Outro caso símbolo da seletividade penal e da criminalização da pobreza e do racismo é a prisão de Rafael Braga. Até junho de 2013, Rafael Braga, jovem negro e pobre, trabalhava catando material para reciclagem nas ruas do Centro do Rio Janeiro. Em 20 de junho de 2013, quando no Rio de Janeiro acontecia a maior das manifestações contra o aumento das passagens de ônibus, Rafael Braga foi detido ao chegar em um casarão abandonado, onde por vezes dormia. Ele não participou da manifestação e carregava duas garrafas de plástico, uma de Pinho Sol e outra de desinfetante. Na delegacia, os policiais apresentaram as garrafas abertas e com panos. Ele foi acusado de portar material explosivo, que poderia funcionar como coquetel molotv. Em dezembro de 2013, Rafael Braga foi condenado a 5 anos e 10 meses de reclusão. Em outubro de 2014, houve uma progressão da pena para o regime semiaberto, quando poderia sair do presídio para trabalhar. Finalmente, em dezembro de 2015, Rafael Braga ganhou uma progressão ao regime aberto e passou a ser monitorado por uma tornozeleira eletrônica. Em janeiro de 2017, a caminho da padaria na favela onde morava, foi novamente preso em um flagrante forjado, de acordo com testemunhas, e acusado de associação e tráfico de drogas. Rafael Braga, jovem negro e pobre, foi condenado a 11 anos de prisão.

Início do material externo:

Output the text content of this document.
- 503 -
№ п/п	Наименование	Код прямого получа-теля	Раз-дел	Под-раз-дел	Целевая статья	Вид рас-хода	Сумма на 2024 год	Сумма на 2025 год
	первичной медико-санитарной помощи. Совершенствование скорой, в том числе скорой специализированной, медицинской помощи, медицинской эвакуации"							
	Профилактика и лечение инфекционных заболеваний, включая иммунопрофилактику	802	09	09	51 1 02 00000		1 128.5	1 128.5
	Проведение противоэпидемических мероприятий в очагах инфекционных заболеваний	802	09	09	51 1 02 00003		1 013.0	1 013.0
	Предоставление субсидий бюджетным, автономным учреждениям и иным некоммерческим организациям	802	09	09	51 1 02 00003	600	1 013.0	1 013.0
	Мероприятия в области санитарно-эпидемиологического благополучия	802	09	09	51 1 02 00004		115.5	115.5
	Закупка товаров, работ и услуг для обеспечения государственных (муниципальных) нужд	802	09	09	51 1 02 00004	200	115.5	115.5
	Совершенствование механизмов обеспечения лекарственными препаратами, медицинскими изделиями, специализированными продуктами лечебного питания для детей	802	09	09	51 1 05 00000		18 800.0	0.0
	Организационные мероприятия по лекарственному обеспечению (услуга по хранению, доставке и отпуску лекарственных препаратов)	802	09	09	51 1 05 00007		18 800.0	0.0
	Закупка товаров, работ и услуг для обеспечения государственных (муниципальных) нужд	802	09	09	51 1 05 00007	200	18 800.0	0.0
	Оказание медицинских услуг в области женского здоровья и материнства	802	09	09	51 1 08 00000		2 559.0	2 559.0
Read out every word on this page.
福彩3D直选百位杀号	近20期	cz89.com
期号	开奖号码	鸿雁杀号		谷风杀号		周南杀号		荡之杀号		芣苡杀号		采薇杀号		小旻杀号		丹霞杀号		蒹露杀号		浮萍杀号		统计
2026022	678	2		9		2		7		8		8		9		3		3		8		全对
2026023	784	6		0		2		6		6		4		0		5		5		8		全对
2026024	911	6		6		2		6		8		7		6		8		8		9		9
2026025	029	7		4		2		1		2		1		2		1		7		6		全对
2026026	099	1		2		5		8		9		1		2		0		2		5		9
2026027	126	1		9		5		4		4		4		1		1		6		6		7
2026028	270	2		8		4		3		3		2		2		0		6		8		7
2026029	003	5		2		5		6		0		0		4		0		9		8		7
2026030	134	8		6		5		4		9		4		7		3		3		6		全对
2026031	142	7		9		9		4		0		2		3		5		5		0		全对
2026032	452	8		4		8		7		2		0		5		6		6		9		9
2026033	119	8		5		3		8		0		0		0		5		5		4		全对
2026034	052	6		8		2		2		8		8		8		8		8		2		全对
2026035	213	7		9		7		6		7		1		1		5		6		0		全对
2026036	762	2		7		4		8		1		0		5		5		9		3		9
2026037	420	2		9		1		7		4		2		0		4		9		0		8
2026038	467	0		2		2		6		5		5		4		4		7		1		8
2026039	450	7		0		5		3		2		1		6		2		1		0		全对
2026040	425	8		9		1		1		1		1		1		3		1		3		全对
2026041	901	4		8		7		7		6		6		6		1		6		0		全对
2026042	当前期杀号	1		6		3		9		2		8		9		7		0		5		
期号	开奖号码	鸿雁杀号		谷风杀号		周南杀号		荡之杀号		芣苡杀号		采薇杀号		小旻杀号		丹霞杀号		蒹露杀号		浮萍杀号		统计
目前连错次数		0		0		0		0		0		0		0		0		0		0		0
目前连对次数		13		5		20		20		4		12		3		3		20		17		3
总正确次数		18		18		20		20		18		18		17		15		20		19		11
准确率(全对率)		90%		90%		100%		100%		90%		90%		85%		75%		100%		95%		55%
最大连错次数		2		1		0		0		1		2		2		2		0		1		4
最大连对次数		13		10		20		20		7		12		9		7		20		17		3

Esses processos de repressão tratam não apenas da detenção, mas muitas vezes reproduzem práticas comuns do regime militar, com tortura e tratamentos degradantes e desumanos. São métodos punitivos que, em uma sociedade sem reflexão sobre si, acabam sendo naturalizados por uma construção da verdade jurídica-policial e midiática. A chamada grande mídia é mais um sustentáculo dessa violência institucional. A cobertura jornalística da mídia burguesa em greves, paralisações e protestos mostra claramente como a imprensa constrói a opinião e apresenta uma percepção seletiva dos fatos. Em um primeiro momento da cobertura das Jornadas de Junho de 2013, quando a pauta dos protestos era o aumento das passagens de transporte público, o Jornal Nacional da Rede Globo dava ênfase à “degradação, ao tumulto e ao congestionamento” provocados pelas manifestações. As vidraças quebradas, a aparente desordem e a tropa de choque na defensiva foram as imagens criteriosamente selecionadas para a cobertura dessa primeira fase dos protestos, enquanto as fontes da notícia, escolhidas em maioria entre trabalhadores do comércio, ratificavam o pânico causado por conta dos manifestantes.   

Nesta terça-feira, 6, no Fórum de Florianópolis, o processo de Vanessa, Larissa e Gabriel teve mais um passo para seu desfecho. Às 16 horas, em audiência fechada, as testemunhas de defesa e acusação foram ouvidas. Uma das testemunhas do processo, o jornalista Rubens Lopes, cobria o ato de outubro de 2016 para a Rádio Campeche quando Vanessa Canei foi detida. Segundo as imagens apresentadas por Lopes e anexadas ao processo, em nenhum momento Vanessa resiste à prisão ou desacata os policiais. Segundo o jornalista, a manifestação seguia pacífica até o momento em que o choque começa a agredir os manifestantes com bombas, balas de borracha e spray de pimenta. De acordo com ele, que há anos cobre manifestações e atos na ilha de Santa Catarina, foi a cobertura em que notou maior repressão policial.

Vanessa ainda não teve voz na ação. A justiça e nem a imprensa comercial de Florianópolis trataram de ouvir seu relato. O desfecho da ação criminal movida pelo Estado contra Vanessa, Larissa e Gabriel deverá acontecer em 11 de abril, quando está marcada uma nova audiência. Até lá, completando 18 meses de regime aberto antes mesmo de ser julgada, Vanessa permanece vítima do Estado e da justiça burguesa.